Peygamber efendimiz (s.a.s.) ilk oğlu dünyaya gelince Araplarda var olan adet gereği "Ebu Kasım=Kasım’ın babası" künyesiyle anılmaya başlanmıştı. Küçük Kasım, iki sene kadar yaşayıp vefat edince de müşrikler tarafından "soyunu devam ettirecek bir erkek çocuğu bile yok, ebterdir o" sataşmalarına maruz kalmıştı. 

Anne karnında babasını kaybedip yetim; 6 yaşında annesini kaybedip öksüz; 8 yaşında dedesini kaybedip mahrum olan, 2 yaşındaki küçük yavrusunu ebedi aleme uğurlayıp müşriklerin hakaretlerine maruz kalan Muhammed Mustafa (s.a.s.) Rabbimizin, "Alemlere Rahmet" iltifatına mazhar olmuştu.

"Yemin olsun kuşluk vaktine; kararıp sakinleştiğinde geceye ki; Rabbin seni bırakmadı ve sana darılmadı. Elbette işin sonu senin için öncesinden daha hayırlı olacaktır. Rabbin sana mutlaka lütuflarda bulunacak, sen de memnun olacaksın" (Duha, 1-5)

Rabbi ona lütuflarda bulundu: Ona peygamberlik verdi; Kur’an’ı verdi; ümmet nasip etti; ümmetini etrafında toplayacağı havuzu vad etti; "Kevser"i verdi.

Ondan sonra gelen hiçbir nesilde kendisini onun düşmanlarına; Ebu Cehillere nispet edenlere rastlanmazken; onun soyundan gelmek, seyyit ve şerif olmak hep aziz bilindi. Ümmeti çocuklarına, onun isimlerini verdiler: Muhammed, Mahmut, Ahmet, Mustafa, Emin... Dünyada çocuklara verilen en yaygın isimler oldular.

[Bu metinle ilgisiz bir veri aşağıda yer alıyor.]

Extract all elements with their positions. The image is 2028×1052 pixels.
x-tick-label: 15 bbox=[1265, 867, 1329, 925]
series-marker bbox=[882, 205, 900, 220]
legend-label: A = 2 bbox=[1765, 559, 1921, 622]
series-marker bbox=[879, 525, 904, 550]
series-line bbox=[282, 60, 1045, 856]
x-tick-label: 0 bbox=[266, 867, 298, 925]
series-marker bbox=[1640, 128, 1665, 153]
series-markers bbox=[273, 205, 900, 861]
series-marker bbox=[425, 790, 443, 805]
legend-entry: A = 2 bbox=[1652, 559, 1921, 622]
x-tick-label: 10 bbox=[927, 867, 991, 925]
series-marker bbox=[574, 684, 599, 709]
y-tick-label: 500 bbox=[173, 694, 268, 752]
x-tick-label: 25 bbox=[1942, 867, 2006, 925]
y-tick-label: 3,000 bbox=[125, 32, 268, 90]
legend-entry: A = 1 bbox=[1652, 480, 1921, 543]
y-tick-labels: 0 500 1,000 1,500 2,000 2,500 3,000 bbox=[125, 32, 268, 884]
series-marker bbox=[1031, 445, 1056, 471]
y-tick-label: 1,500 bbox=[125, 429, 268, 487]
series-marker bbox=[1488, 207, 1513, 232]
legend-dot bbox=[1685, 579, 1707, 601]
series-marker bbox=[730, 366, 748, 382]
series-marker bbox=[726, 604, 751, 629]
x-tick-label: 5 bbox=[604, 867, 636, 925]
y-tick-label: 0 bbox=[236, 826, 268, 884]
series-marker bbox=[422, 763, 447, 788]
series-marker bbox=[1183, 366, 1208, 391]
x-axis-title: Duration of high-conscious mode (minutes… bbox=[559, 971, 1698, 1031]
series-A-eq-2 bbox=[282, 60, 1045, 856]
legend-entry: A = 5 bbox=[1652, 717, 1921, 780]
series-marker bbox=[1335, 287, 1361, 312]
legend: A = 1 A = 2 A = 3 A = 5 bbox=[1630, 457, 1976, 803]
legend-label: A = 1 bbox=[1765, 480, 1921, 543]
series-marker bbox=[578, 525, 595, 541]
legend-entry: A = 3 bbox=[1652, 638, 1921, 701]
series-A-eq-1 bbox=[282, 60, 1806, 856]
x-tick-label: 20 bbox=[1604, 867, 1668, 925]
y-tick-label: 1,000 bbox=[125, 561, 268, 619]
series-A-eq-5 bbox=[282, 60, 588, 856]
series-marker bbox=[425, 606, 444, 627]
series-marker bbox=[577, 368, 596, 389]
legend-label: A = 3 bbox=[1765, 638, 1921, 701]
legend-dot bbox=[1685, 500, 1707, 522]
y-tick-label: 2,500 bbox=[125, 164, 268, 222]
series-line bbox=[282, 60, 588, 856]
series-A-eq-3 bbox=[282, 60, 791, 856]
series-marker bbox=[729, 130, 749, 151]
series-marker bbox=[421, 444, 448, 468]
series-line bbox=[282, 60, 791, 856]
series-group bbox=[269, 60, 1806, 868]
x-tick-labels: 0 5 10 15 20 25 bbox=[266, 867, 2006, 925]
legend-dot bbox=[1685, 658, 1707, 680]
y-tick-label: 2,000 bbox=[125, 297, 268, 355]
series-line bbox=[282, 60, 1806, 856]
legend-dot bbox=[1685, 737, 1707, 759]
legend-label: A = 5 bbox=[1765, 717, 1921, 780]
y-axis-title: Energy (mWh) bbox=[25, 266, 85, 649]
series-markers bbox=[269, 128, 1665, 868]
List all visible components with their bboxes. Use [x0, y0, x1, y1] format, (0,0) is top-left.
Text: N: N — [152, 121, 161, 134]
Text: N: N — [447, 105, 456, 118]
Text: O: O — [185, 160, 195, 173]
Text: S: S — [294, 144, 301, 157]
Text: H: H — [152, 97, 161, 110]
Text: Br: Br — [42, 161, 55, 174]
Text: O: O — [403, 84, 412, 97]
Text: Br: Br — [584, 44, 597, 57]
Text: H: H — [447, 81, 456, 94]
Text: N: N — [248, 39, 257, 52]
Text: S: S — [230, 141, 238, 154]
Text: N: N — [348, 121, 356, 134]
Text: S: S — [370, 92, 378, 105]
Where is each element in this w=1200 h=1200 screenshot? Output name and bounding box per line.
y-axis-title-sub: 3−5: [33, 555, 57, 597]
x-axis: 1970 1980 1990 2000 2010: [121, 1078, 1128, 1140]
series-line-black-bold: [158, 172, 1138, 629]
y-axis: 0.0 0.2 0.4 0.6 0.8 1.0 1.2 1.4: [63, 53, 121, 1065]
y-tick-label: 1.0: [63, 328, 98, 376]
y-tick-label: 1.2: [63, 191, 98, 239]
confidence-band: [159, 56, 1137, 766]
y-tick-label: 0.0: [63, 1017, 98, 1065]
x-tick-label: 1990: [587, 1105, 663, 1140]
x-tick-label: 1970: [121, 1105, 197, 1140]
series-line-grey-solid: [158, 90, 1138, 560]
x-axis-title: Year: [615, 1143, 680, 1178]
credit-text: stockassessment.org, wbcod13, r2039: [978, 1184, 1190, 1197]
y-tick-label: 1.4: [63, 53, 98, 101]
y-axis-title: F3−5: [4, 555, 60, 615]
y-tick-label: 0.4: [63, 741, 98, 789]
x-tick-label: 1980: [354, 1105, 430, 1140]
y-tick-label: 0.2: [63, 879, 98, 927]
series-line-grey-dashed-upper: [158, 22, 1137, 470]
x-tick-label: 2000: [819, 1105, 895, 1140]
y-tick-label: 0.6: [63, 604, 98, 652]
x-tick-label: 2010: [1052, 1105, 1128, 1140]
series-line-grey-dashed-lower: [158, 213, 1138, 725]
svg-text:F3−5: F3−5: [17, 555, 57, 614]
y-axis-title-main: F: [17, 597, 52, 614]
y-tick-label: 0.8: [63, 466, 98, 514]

Onu rüyada görmek bile şereflerin en büyüğü olarak kabul edildi. Şiirler yazıldı, ilahiler bestelendi.
  
Gül yüzünü rüyamızda
Görelim ya Resulallah.
Gül bahçene dünyamıza
Girelim ya Resulallah.

O anılınca gönüller hüzünlendi, gözler yaşardı. Ona hakaret etmeye yeltenenler ebter oldular (Kevser, 3). O, yükseldikçe yükseldi.

Sözü uzattım.
Endişeye mahal yok. 

Onun ahlakıyla ahlaklandıkça, çocuklarımız tenkit ettiklerimizi değil onu örnek aldıkça, Muhammed ve Muhammediler çoğalmaya ve yükselmeye devam edecek inşallah.

Yeter ki onun hayatına benzesin hayatımız.

Ahlakı ahlakımız, yolu yolumuz olsun...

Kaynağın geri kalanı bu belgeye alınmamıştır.